Jan. 4th, 2007

webofevil: (round)
Quarter say cancer ‘down to fate’

Over a quarter of people believe that fate will determine whether they get cancer, a survey says. The poll of 4,000 people was carried out by the charity Cancer Research UK.

Those responding were asked if they thought they could cut their risk of developing cancer—or whether it was out of their hands. In total, 27 per cent of the people questioned said fate ruled whether they would be affected by the disease.

Dr Lesley Walker, director of cancer information at the charity, said: “It is alarming that such a large percentage of the British population do not realise that half of all cases of cancer can be prevented by lifestyle changes. We can all reduce our risk of cancer by stopping smoking, keeping a healthy weight and eating a balanced diet with plenty of fruit and vegetables and taking plenty of exercise.”
So half of all cases of cancer can’t be prevented? In that case, the percentage of people who believe the process is arbitrary is actually too low, isn’t it? Surely what’s alarming is that quite a few people who think cancer is preventable are going to be very disappointed.




EDIT: The above poster is real. I had nothing to do with its creation, nor have I modified it.

WOL

Jan. 4th, 2007 12:21 pm
webofevil: (rockfall)
My colleague [livejournal.com profile] psychonomy assures me that barn owls are a liability. “They keep flying into rafters,” he says. “They have perfectly good night vision—they’re just pretty stupid. They seem to think they can fly through solid wood.” This conjures up the possibility that barn owls only got their name because they kept being found unconscious on the floor in barns.

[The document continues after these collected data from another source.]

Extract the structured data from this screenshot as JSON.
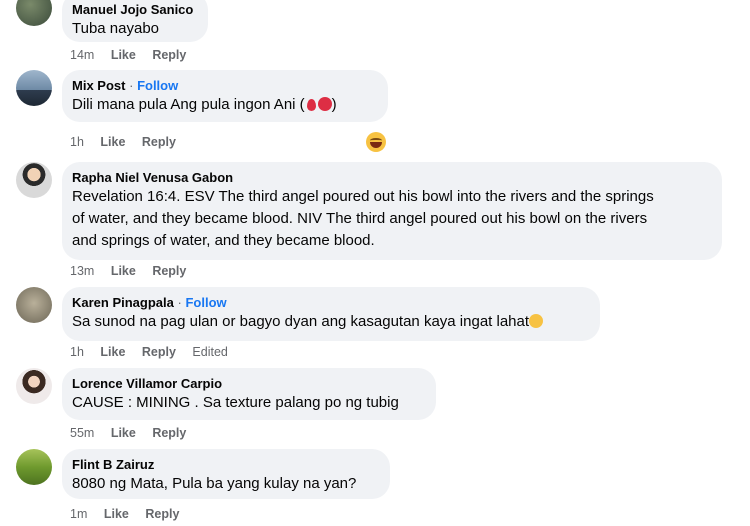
{
  "comments": [
    {
      "name": "Manuel Jojo Sanico",
      "follow": "",
      "text": "Tuba nayabo",
      "time": "14m",
      "like": "Like",
      "reply": "Reply",
      "edited": ""
    },
    {
      "name": "Mix Post",
      "follow": "Follow",
      "text": "Dili mana pula Ang pula ingon Ani (",
      "text_end": ")",
      "time": "1h",
      "like": "Like",
      "reply": "Reply",
      "edited": ""
    },
    {
      "name": "Rapha Niel Venusa Gabon",
      "follow": "",
      "text_lines": [
        "Revelation 16:4. ESV The third angel poured out his bowl into the rivers and the springs",
        "of water, and they became blood. NIV The third angel poured out his bowl on the rivers",
        "and springs of water, and they became blood."
      ],
      "time": "13m",
      "like": "Like",
      "reply": "Reply",
      "edited": ""
    },
    {
      "name": "Karen Pinagpala",
      "follow": "Follow",
      "text": "Sa sunod na pag ulan or bagyo dyan ang kasagutan kaya ingat lahat",
      "time": "1h",
      "like": "Like",
      "reply": "Reply",
      "edited": "Edited"
    },
    {
      "name": "Lorence Villamor Carpio",
      "follow": "",
      "text": "CAUSE : MINING . Sa texture palang po ng tubig",
      "time": "55m",
      "like": "Like",
      "reply": "Reply",
      "edited": ""
    },
    {
      "name": "Flint B Zairuz",
      "follow": "",
      "text": "8080 ng Mata, Pula ba yang kulay na yan?",
      "time": "1m",
      "like": "Like",
      "reply": "Reply",
      "edited": ""
    }
  ],
  "separator": "·",
  "colors": {
    "bubble": "#f0f2f5",
    "follow": "#1877f2",
    "meta": "#65676b"
  },
  "icons": {
    "reaction": "laughing-emoji-icon",
    "drop": "blood-drop-emoji-icon",
    "circle": "red-circle-emoji-icon",
    "sad": "sad-face-emoji-icon"
  }
}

The barn owl's natural enemy

While it’s true that I’m having trouble independently corroborating my colleague’s report (got any links there, [livejournal.com profile] psychonomy?), I did happen upon this fact:

Many barn owls die from collisions with cars because they fly low when hunting.
Nature’s own stealth attack aircraft, an acute sensory machine, able to detect from three postcodes away the sound and smell of a mouse thinking of scratching its ear, frequently collides with cars? That’s the kind of design fault that should get a species recalled. Maybe, after all, it’s the corroboration I’ve been looking for. “I’m detecting a rapid shift in low-altitude air pressure... the smell of benzene and other contaminants floods my olfactory receptors... the subtle rustling that pinpointed my prey is now utterly drowned out by a terrible roaring, so close, so close... Oh, right, it’s a Toyota Camry. Piece of piss, I can fly straight through it.”